3) Borgen
Tra le Serie Tv da vedere su Netflix di genere thriller politico si nasconde anche Borgen, una produzione danese che qui in Italia non ha avuto granché successo, ma che all’estero ha letteralmente spopolato. Basti pensare, d’altronde, alla sua nomination agli Emmy nella categoria Miglior Attrice. Insomma, a non darle quel che merita davvero siamo rimasti noi, e la domanda resta sempre la stessa: perché? D’altronde, Borgen non ha nulla per cui rimproverarsi. E’ una Serie Tv intelligente, ben equilibrata, dotata di colpi di scena ma anche di un realismo capace di descrivere la politica europea senza mai alcun cenno di retorica.

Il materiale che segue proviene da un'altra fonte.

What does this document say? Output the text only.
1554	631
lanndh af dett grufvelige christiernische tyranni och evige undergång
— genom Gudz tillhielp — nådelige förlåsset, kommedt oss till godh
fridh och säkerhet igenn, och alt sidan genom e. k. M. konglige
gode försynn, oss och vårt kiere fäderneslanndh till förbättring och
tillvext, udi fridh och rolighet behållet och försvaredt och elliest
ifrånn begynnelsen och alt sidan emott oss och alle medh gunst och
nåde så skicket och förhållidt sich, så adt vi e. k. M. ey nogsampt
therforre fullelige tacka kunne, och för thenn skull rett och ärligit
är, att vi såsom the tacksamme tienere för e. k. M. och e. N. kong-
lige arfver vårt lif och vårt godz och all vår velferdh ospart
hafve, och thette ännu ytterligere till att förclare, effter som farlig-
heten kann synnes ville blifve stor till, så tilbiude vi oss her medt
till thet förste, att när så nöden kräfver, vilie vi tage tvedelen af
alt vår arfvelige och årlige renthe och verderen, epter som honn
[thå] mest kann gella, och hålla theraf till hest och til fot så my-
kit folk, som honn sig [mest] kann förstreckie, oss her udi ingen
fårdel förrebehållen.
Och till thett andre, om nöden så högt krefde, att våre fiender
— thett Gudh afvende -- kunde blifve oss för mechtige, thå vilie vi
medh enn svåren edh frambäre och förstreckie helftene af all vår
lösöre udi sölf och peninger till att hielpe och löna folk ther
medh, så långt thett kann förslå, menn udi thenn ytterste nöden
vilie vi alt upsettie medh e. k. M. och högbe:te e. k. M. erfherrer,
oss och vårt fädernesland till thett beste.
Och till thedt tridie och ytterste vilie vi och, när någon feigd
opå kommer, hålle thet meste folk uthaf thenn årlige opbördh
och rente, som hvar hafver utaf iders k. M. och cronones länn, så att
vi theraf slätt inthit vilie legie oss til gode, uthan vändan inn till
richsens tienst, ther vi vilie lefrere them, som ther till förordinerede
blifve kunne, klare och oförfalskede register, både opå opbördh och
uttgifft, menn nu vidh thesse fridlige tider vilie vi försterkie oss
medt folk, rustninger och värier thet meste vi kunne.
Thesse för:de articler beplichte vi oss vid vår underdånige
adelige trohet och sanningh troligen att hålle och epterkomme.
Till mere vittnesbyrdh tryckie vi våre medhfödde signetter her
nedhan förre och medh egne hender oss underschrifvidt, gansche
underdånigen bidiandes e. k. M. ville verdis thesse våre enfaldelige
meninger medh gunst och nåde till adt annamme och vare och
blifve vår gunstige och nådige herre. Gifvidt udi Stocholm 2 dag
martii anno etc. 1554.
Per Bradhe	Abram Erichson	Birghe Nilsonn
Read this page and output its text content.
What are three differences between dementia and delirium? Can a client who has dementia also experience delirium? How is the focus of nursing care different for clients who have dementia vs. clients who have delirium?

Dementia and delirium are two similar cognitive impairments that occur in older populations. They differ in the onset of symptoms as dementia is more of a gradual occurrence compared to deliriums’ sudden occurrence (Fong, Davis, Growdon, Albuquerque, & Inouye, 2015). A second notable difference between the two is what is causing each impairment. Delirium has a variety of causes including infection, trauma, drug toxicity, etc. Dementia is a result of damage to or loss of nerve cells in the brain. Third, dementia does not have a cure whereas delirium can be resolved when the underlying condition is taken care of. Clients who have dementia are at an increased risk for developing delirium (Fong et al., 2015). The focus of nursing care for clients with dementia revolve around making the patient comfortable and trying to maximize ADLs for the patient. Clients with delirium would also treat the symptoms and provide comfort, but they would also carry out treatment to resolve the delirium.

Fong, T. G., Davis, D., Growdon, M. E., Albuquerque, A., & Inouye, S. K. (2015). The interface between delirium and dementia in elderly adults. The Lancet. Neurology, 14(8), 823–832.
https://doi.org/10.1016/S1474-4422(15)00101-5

Nel dettaglio, Borgen si distingue soprattutto per il suo modo di affrontare, puntata dopo puntata, numerosi temi attuali. Passando dalle questioni ambientali, si arriva a parlare anche di stampa, rapporti inappropriati, potere. Ma, soprattutto, Borgen affronta il rapporto di co-dipendenza tra la politica e il potere, mostrando quanto uno abbia bisogno dell’altro per sopravvivere. Quel che sorprende della Serie Tv danese è che da un punto di vista stilistico tutto sembra ricondurci alla classica Serie Tv americana. Eppure, basta un secondo per capire quanto Borgen sia europea. I temi affrontati fanno infatti da specchio al sistema politico non solo della Danimarca, ma anche dell’Europa intera. In questo senso, la Serie Tv non farà sconti neanche al nostro sistema politico italiano.
La struttura degli episodi è più o meno sempre la stessa. Ogni puntata sarà infatti autoconclusiva, ma mai ripetitiva. Le dinamiche, in Borgen, cambiano episodio dopo episodio dando vita a una narrazione a 360° della politica europea. Insomma, se dopo numerose Serie Tv ambientate alla Casa Bianca avrete voglia di qualcosa di diverso, questa sarà la scelta giusta.
4) Designated Survivor
Torniamo adesso alla Casa Bianca con Designated Survivor, una Serie Tv da vedere su Netflix molto sfortunata, e con una storia travagliata alle spalle. Le prime due stagioni erano infatti dell’ABC, mentre la terza è stata prodotta e distribuita dalla piattaforma streaming Netflix. Cercando di restituirle una nuova possibilità, la piattaforma è riuscita nel suo obiettivo di ridarle una nuova vita, facendola diventare una Serie Tv abbastanza affermata all’estero. Anche in questo caso, qui in Italia, le cose sono invece andate a rilento per questa produzione che, tuttora, rimane ignorata da molti. Nonostante il successo all’estero, però, Designated Survivor ha dovuto fare i conti con la cancellazione da parte della piattaforma che, prima l’ha salvata, e poi l’ha fatta fuori.
Non abbiamo timore di smentita: Designated Survivor è un rimpianto a cielo aperto. In alcun modo, una produzione del genere andava cancellata. Il thriller politico aveva tutte le carte in tavola per diventare un cult, ma è stato fermato troppo presto, quando ancora aveva tanto da fare e tanto da dire. Come anticipato, anche in questo caso ci ritroviamo alla Casa Bianca. A farci da guida troviamo Thomas Kirkman, un segretario della casa Bianca nominato sopravvissuto designato secondo la consuetudine, stipulata durante la Guerra Fredda, di tenere al sicuro almeno uno della linea di successione presidenziale quando tutte le principali autorità si riuniscono in uno stesso luogo. Uno scenario drammatico che, in Designated Survivor, diventa purtroppo concreto. Un attacco alla Casa Bianca uccide infatti il Presidente con tutti i suoi successori, chiamando alla carica Kirkman.
Kirkman è adesso il nuovo Presidente degli Stati Uniti, ma le cose diventeranno presto più complicate del previsto. L’America è adesso spaventata, arrabbiata, distrutta. Sta affrontando un momento estremamente drammatico, e non riesce a fidarsi di nessuno, neanche del suo nuovo Presidente, un uomo che di fatto nessuno conosce. Kirkman dovrà vedersela con la diffidenza da parte della sua nazione, ma anche con problemi molto più grandi di lui. Quel che lo mantiene a galla è la sua razionalità, il suo sangue freddo, sempre pronto a mettersi in gioco per salvare la situazione. Designated Survivor entra così nel vivo della storia, utilizzando questo espediente narrativo per parlare della fragilità americana, del sogno infranto, ma anche delle qualità e degli ideali che un Presidente degli Stati Uniti dovrebbe possedere per svolgere tale ruolo.